The buddy-buddy relationship between the NFL and lawmakers led to the antitrust exemption in 1961. This is a multibillion-dollar business; why should it be given an exemption denied to other businesses and industries not doing professional sports? There was even less legitimacy to the decision Congress made subsequently to enable the NFL itself to function as a nonprofit organization, with all the benefits that accrue to other nonprofits. Nonprofit? Find me a nonprofit that pays its CEO $44 million! Of course, the NFL is not a nonprofit in reality, and it has spun a web of offshoots that pull in bundles of money for licensing and other lucrative businesses.
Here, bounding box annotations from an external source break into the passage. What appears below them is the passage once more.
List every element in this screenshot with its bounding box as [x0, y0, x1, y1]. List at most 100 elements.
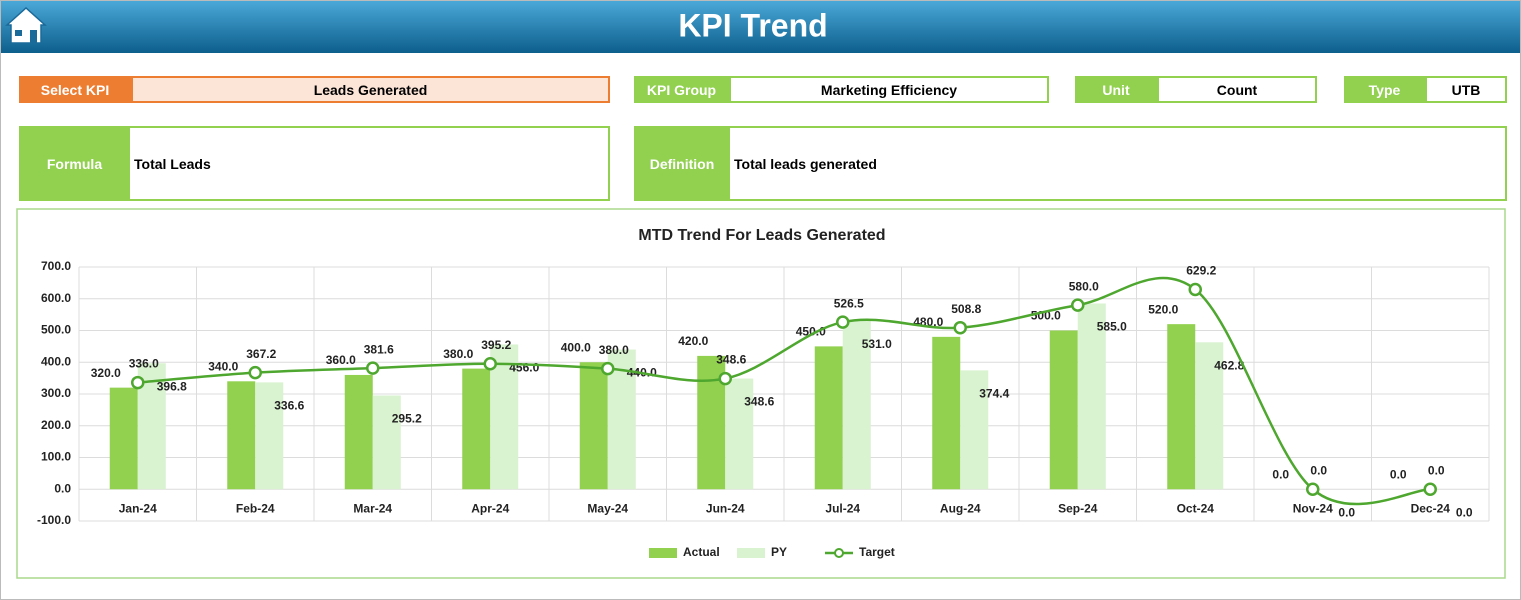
chart: MTD Trend For Leads Generated -100.0 0.0 1… — [16, 208, 1506, 579]
data-label: 629.2 — [1186, 264, 1216, 278]
x-tick-label: Aug-24 — [940, 501, 981, 515]
data-label: 531.0 — [862, 337, 892, 351]
y-tick-label: 400.0 — [41, 354, 71, 368]
data-label: 0.0 — [1428, 463, 1445, 477]
field-label: Select KPI — [19, 76, 131, 103]
y-tick-label: 600.0 — [41, 291, 71, 305]
data-label: 526.5 — [834, 296, 864, 310]
field-label: KPI Group — [634, 76, 729, 103]
target-marker — [1071, 298, 1085, 312]
data-label: 400.0 — [561, 340, 591, 354]
target-marker — [601, 361, 615, 376]
data-label: 336.6 — [274, 399, 304, 413]
data-label: 0.0 — [1310, 463, 1327, 477]
bar — [725, 378, 754, 490]
chart-title: MTD Trend For Leads Generated — [638, 227, 885, 244]
target-marker — [366, 361, 380, 375]
bar — [579, 362, 608, 490]
y-tick-label: 100.0 — [41, 450, 71, 464]
data-label: 450.0 — [796, 325, 826, 339]
legend-label: PY — [771, 545, 787, 559]
data-label: 0.0 — [1390, 467, 1407, 481]
data-label: 348.6 — [744, 395, 774, 409]
data-label: 336.0 — [129, 357, 159, 371]
legend-label: Actual — [683, 545, 720, 559]
x-tick-label: Dec-24 — [1411, 501, 1451, 515]
bar — [344, 374, 373, 490]
x-tick-label: Jul-24 — [825, 501, 860, 515]
target-marker — [1188, 282, 1202, 297]
bar — [109, 387, 138, 490]
definition-value: Total leads generated — [728, 126, 1507, 201]
bar — [1195, 342, 1224, 490]
y-tick-label: 200.0 — [41, 418, 71, 432]
home-icon[interactable] — [5, 6, 47, 44]
bar — [227, 381, 256, 490]
data-label: 380.0 — [599, 343, 629, 357]
y-tick-label: 300.0 — [41, 386, 71, 400]
target-marker — [483, 357, 497, 371]
x-tick-label: Sep-24 — [1058, 501, 1098, 515]
x-tick-label: Jan-24 — [119, 501, 157, 515]
target-marker — [1306, 482, 1320, 496]
target-marker — [248, 365, 262, 380]
header-bar: KPI Trend — [1, 1, 1520, 53]
data-label: 395.2 — [481, 338, 511, 352]
data-label: 396.8 — [157, 379, 187, 393]
data-label: 0.0 — [1456, 505, 1473, 519]
bar — [932, 336, 961, 490]
data-label: 381.6 — [364, 342, 394, 356]
target-marker — [1423, 482, 1437, 496]
y-tick-label: -100.0 — [37, 513, 71, 527]
data-label: 348.6 — [716, 353, 746, 367]
data-label: 367.2 — [246, 347, 276, 361]
data-label: 456.0 — [509, 361, 539, 375]
y-tick-label: 0.0 — [54, 481, 71, 495]
formula-value: Total Leads — [128, 126, 610, 201]
target-marker — [953, 320, 967, 335]
field-value: Marketing Efficiency — [729, 76, 1049, 103]
target-marker — [836, 315, 850, 329]
data-label: 380.0 — [443, 347, 473, 361]
x-tick-label: Nov-24 — [1293, 501, 1333, 515]
field-label: Type — [1344, 76, 1425, 103]
data-label: 585.0 — [1097, 320, 1127, 334]
y-tick-label: 700.0 — [41, 259, 71, 273]
data-label: 462.8 — [1214, 358, 1244, 372]
x-tick-label: Apr-24 — [471, 501, 509, 515]
x-tick-label: May-24 — [587, 501, 628, 515]
data-label: 295.2 — [392, 412, 422, 426]
data-label: 340.0 — [208, 359, 238, 373]
x-tick-label: Jun-24 — [706, 501, 745, 515]
field-value: Count — [1157, 76, 1317, 103]
data-label: 374.4 — [979, 387, 1009, 401]
bar — [372, 395, 401, 490]
formula-label: Formula — [19, 126, 130, 201]
legend-swatch — [737, 548, 765, 558]
data-label: 420.0 — [678, 334, 708, 348]
data-label: 508.8 — [951, 302, 981, 316]
bar — [842, 320, 871, 490]
x-tick-label: Mar-24 — [353, 501, 392, 515]
x-tick-label: Feb-24 — [236, 501, 275, 515]
bar — [462, 368, 491, 490]
data-label: 0.0 — [1272, 467, 1289, 481]
data-label: 0.0 — [1338, 505, 1355, 519]
x-tick-label: Oct-24 — [1177, 501, 1215, 515]
data-label: 320.0 — [91, 366, 121, 380]
legend-label: Target — [859, 545, 895, 559]
target-marker — [131, 375, 145, 390]
bar — [1077, 303, 1106, 490]
page-title: KPI Trend — [678, 7, 827, 43]
y-tick-label: 500.0 — [41, 323, 71, 337]
data-label: 520.0 — [1148, 302, 1178, 316]
bar — [814, 346, 843, 490]
header-background — [1, 1, 1520, 53]
bar — [960, 370, 989, 490]
legend-swatch — [834, 548, 844, 558]
kpi-select[interactable]: Leads Generated — [131, 76, 610, 103]
bar — [1167, 324, 1196, 490]
bar — [255, 382, 284, 490]
field-label: Unit — [1075, 76, 1157, 103]
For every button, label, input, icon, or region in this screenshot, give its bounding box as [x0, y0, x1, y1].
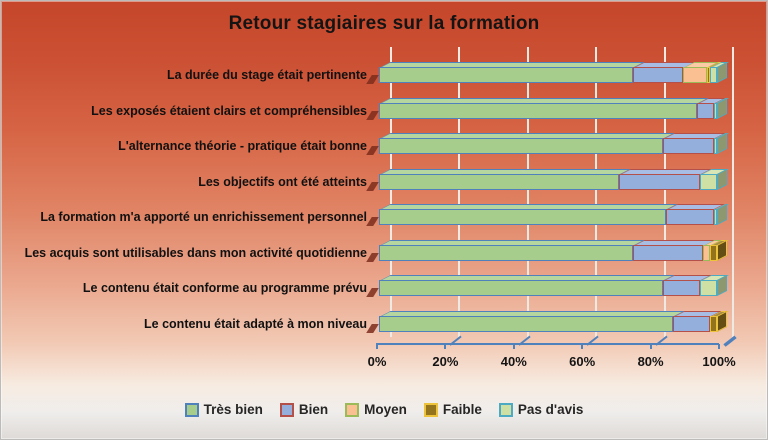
x-axis-tick	[512, 344, 515, 349]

The unhealthy and unholy relationship the NFL has long maintained with Congress has also been evident with local and state governments that eagerly jump in to make taxpayers pay through the nose to attract or keep teams through separate tax breaks; public financing of stadiums; giveaways or bribes in the form of granting luxury boxes and their huge streams of revenue to the team owners instead of to the taxpayers footing the bill for the stadiums; and so on. If local politicians are not eager enough, team owners bludgeon them into submission with threats to move the teams. As Steve Almond wrote in The Washington Post, this is crony capitalism plain and simple—I would add, along with a dose of a protection racket.
Roger Goodell, the NFL commissioner, has his own links to Washington. His father, whom I knew and deeply admired, was a Republican senator from New York who was courageous in his deep opposition to American involvement in Vietnam, infuriating the Nixon administration—not the only position he took that broke from party orthodoxy. I became disillusioned with son Roger long before the current fiasco, when he quickly blew off the Obama administration’s request to have the NFL help uninsured football fans learn about their access to health insurance under the Affordable Care Act. This was not about endorsing or supporting a political side; it was about informing people about getting insurance. No doubt many younger NFL fans play football themselves—and some otherwise healthy athletes will get concussions, fractures, spinal injuries, and more while doing so; without insurance, they could have their lives devastated. Goodell’s move was a craven one.
Now he is under siege for his stumbles and missteps over domestic violence. He is also facing criticism for the league’s longtime indifference to the brain injuries suffered by so many players in the violent sport. But he is for the moment secure in his job; the owners are firmly behind him. And why not? His stewardship, built on that crony capitalism, makes these very wealthy people even wealthier, and they have been happy to reward him with staggering benefits.
I am a sports nut and an ardent football fan. Whether Goodell stays or goes is not really the issue here. To me, the issue is that it is past time for Congress to reexamine its unhealthy relationship to this huge set of businesses, to reconsider both the antitrust exemption and the farcical nonprofit status of the league. Football is sport, its fan base is huge, including members of Congress. But it is first and foremost a business, and it is simply wrong to ignore that reality in making public policy.